![martian movie book martian movie book](https://i.pinimg.com/originals/52/ce/d4/52ced4ee08470be6242abb718b2ed04e.jpg)
He’s going to need food, but you can’t just create food that easily you need to actually grow it. All you have to do is start examining any aspect of his survival and you’ll quickly find the problems he runs into. I had my astronaut who’s stranded on Mars. So it’s not an innovative idea! But it’s just a really fun one to play with. The basic roots are somebody who’s stranded away from civilization, to go back to Robinson Crusoe.
![martian movie book martian movie book](https://cdn.arstechnica.net/wp-content/uploads/2015/06/martianteaser-watney.jpg)
You’ve said that science can create plot. Having a great protagonist helps too: Mark Watney is casual, funny, thoughtful, and self-effacing-much like Weir, as I discovered in conversation. The lesson to writers is clear: Details give you authenticity, and authenticity gives you the reader.

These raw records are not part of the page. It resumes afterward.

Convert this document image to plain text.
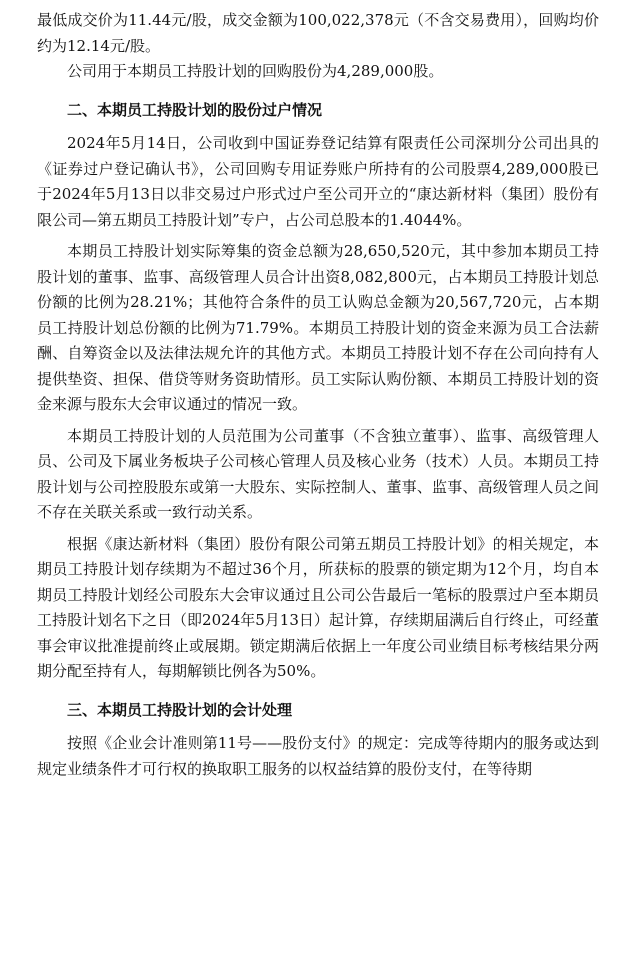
最低成交价为11.44元/股，成交金额为100,022,378元（不含交易费用），回购均价约为12.14元/股。

公司用于本期员工持股计划的回购股份为4,289,000股。

二、本期员工持股计划的股份过户情况

2024年5月14日，公司收到中国证券登记结算有限责任公司深圳分公司出具的《证券过户登记确认书》，公司回购专用证券账户所持有的公司股票4,289,000股已于2024年5月13日以非交易过户形式过户至公司开立的“康达新材料（集团）股份有限公司—第五期员工持股计划”专户，占公司总股本的1.4044%。

本期员工持股计划实际筹集的资金总额为28,650,520元，其中参加本期员工持股计划的董事、监事、高级管理人员合计出资8,082,800元，占本期员工持股计划总份额的比例为28.21%；其他符合条件的员工认购总金额为20,567,720元，占本期员工持股计划总份额的比例为71.79%。本期员工持股计划的资金来源为员工合法薪酬、自筹资金以及法律法规允许的其他方式。本期员工持股计划不存在公司向持有人提供垫资、担保、借贷等财务资助情形。员工实际认购份额、本期员工持股计划的资金来源与股东大会审议通过的情况一致。

本期员工持股计划的人员范围为公司董事（不含独立董事）、监事、高级管理人员、公司及下属业务板块子公司核心管理人员及核心业务（技术）人员。本期员工持股计划与公司控股股东或第一大股东、实际控制人、董事、监事、高级管理人员之间不存在关联关系或一致行动关系。

根据《康达新材料（集团）股份有限公司第五期员工持股计划》的相关规定，本期员工持股计划存续期为不超过36个月，所获标的股票的锁定期为12个月，均自本期员工持股计划经公司股东大会审议通过且公司公告最后一笔标的股票过户至本期员工持股计划名下之日（即2024年5月13日）起计算，存续期届满后自行终止，可经董事会审议批准提前终止或展期。锁定期满后依据上一年度公司业绩目标考核结果分两期分配至持有人，每期解锁比例各为50%。

三、本期员工持股计划的会计处理

按照《企业会计准则第11号——股份支付》的规定：完成等待期内的服务或达到规定业绩条件才可行权的换取职工服务的以权益结算的股份支付，在等待期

#Martian movie book software
This he does through physics and chemistry, algebra and pipe fitting, botany and celestial navigation, all described in meticulous detail, some of it even simulated with software that Weir wrote himself. Then there’s the story inside the book itself: An astronaut gets left behind on Mars in a near-future NASA mission, and has to survive until help comes. The motion picture, which stars Matt Damon and is directed by Ridley Scott, is out today. The book is currently at the top of The New York Times’ fiction best-seller list. Within four months, The Martian had risen to the top spot on Amazon’s sci-fi best-seller list, and two months later he had signed both a book deal with Random House’s Crown Publishing imprint and a movie deal with 20th Century Fox. “That’s when I learned how deep Amazon’s reach is,” Weir would later tell an audience. Some of those fans wanted an electronic book version, which he made, and then a Kindle version, which he made too, charging the minimum price allowable by Amazon: $0.99. There’s the fairy tale success of his book, The Martian, which he self-published on his blog for free, intended for the few thousand fans he’d accumulated over years of hobby writing. The story of Andy Weir is a strange mix of fact and fiction.